As a study of terror in literature, Paulhan is preoccupied with this tension between ambiguity and truth:

To talk about the ineffable is to say precisely nothing at all. To talk about secrets is to confess nothing. Poets may indeed by devout, but to what are they devout? Writers may know a great deal, but what kind of knowledge is it?

It is up to the poet or novelist to decide whether he is happy with this deplorable confusion. If he has an experience of mystery, and spreads it around, it’s not his business to explain it. He may in fact convey it all the better by refusing himself to it. But there is another kind of writer whose task it is to remind us tirelessly what this mystery is all about, and who seems lost.

Bousquet seemed to see himself as this other kind of writer.


To read those who admired Bousquet, we find them enraptured both by his successes and his failures. Paulhan notes how, for the poet and critic Remy de Gourmont, “a personal work quickly becomes obscure if it is a failure, banal is it is a success, and discouraging in any event.” For Paulhan, we have become confused with regards to what literature owes us. “Even the most modest among us expect literature to reveal at last a religion, a moral code, and the meaning of life.”

What if nothing is left unsaid? What about literature that does not dull but scandalise in its inventions or honesty? It is painful to speak one’s truth and risk the alienation it can bring. An adolescent disregard, perhaps, but one we hope will bring us closer to the world as it estranges us from those we want to understand us best. “It seems, when it is all said and done, that one cannot be a decent writer if one is not disgusted by literature. Just as there is no revelation that literature is not expected to provide so there is no contempt it does not also seem to deserve.”

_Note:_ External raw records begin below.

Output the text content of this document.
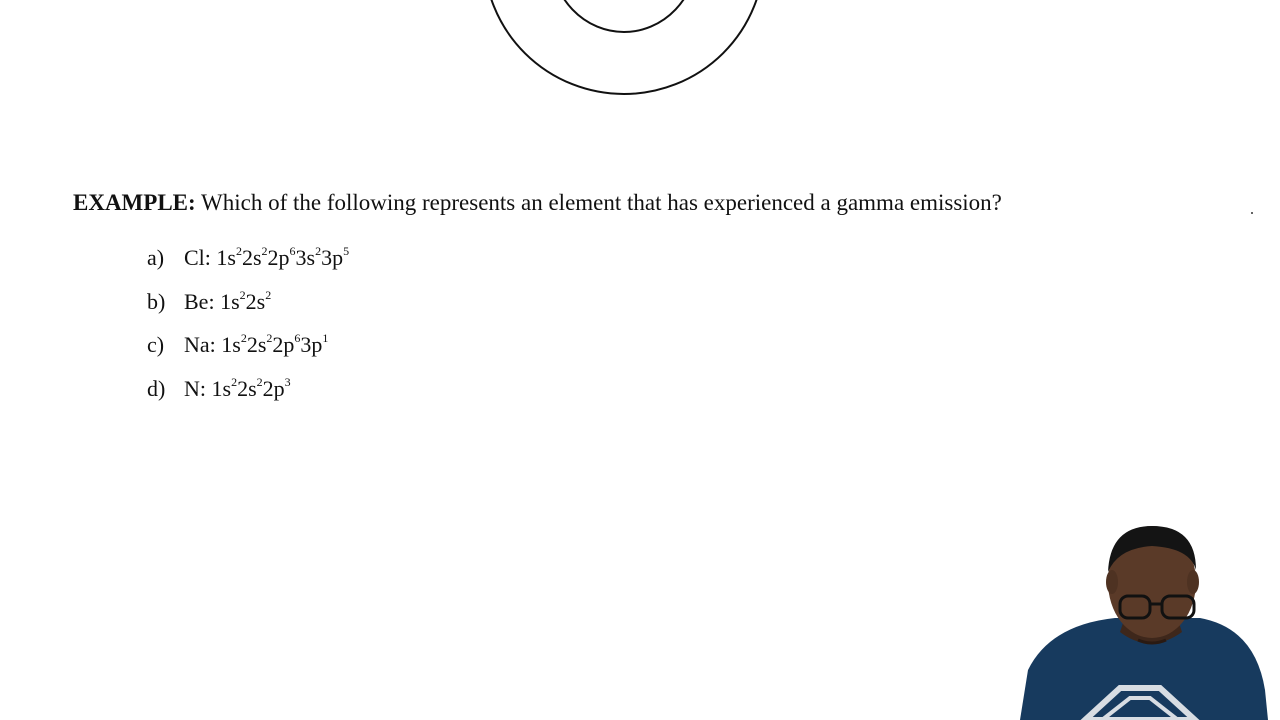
EXAMPLE: Which of the following represents an element that has experienced a gamma emission?
a) Cl: $1s^22s^22p^63s^23p^5$
b) Be: $1s^22s^2$
c) Na: $1s^22s^22p^63p^1$
d) N: $1s^22s^22p^3$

“I have talked about literature. I might just as well be talking about language: discussions, things shouted out, confessions, tales told of an evening.” But expression abounds in this sense, from everywhere. There is, at the heart of all utterances, “a chronic illness of expression in general”; language that is wounding and wounded, that is both gap and hasty suture.

Paulhan draws, somewhat predictably, on the great failure of language in the twentieth century: the silence of soldiers returning from war, all wounded in some sense by the event. “The right thing to do would have been to interpret this silence as the great mystery, and the paradox, of war. It was as if every man were mysteriously afflicted by an illness of language.”

Bousquet himself was injured at the Battle of Vailly, but the illness of language that afflicted him was a great and copious outpouring. He denied the silence of his wound. But such sincerity often leaves much to be desired. Eloquence is itself a paradox of language that denies the truth of silence, just as silence denies the truth of expression. “There is not a single thought, even the subtlest, which does not also seem to call for its expression”, Paulhan writes. “But there is not a single expression which does not seem willfully deceptive or false.”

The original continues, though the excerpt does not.